Basically, if you’re not sure you have someone’s consent to do something - you should ask!
Consent is like tea
If you’re still not sure what consent is, it’s as simple as tea.
Consensual software is a design pattern that asks for the user’s consent. It can be applied to UX, software engineering, and data storage.
Consensual software is software that asks for the user’s explicit permission to interact with them or their data.
Consensual software respects users’ privacy and does not trick or coerce users into giving away permissions or data.
Consensual software adheres to the principle of least privilege, where the software should have the least amount of permissions granted possible.
Consensual software informs privacy by design by making sure consent is the default setting and embedded by design.

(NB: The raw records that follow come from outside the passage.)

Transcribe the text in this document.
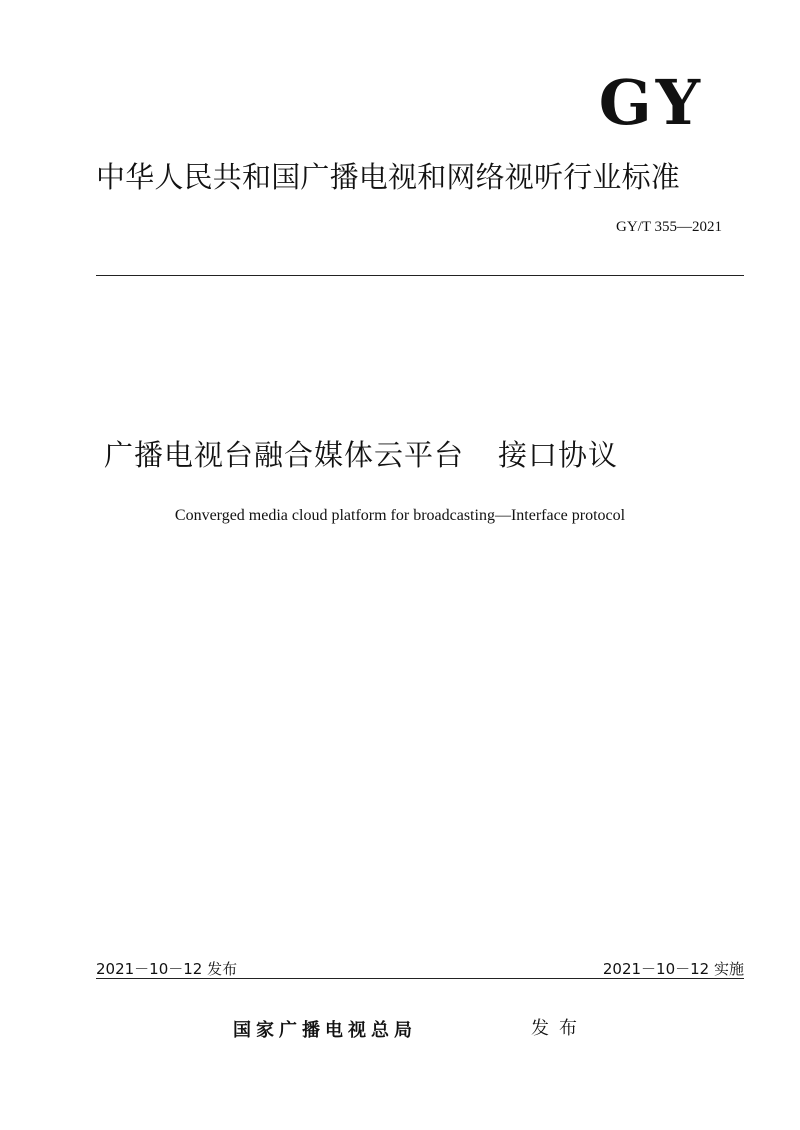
GY
中华人民共和国广播电视和网络视听行业标准
GY/T 355—2021
广播电视台融合媒体云平台 接口协议
Converged media cloud platform for broadcasting—Interface protocol
2021－10－12 发布	2021－10－12 实施
国家广播电视总局	发布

Consensual software builds social capital and trust with users by respecting their boundaries.
Consensual software asks for permission first, rather than begging for forgiveness later.
Why make this site?
We wanted to make this site so that we could start a conversation about ethical, consensual software. We wanted to be sure that users’ privacy and rights were being respected by building a framework that could be incorporated into our daily workflows.
Tech is an inescapable part of our daily lives. With the Internet of Things and more and more wifi and Bluetooth-enabled devices in our homes, there’s no protection for consumers’ data from the companies that manufacture these devices. It’s up to us as software engineers, product managers, and architects to build consent into every feature we build so that we protect the privacy of our users.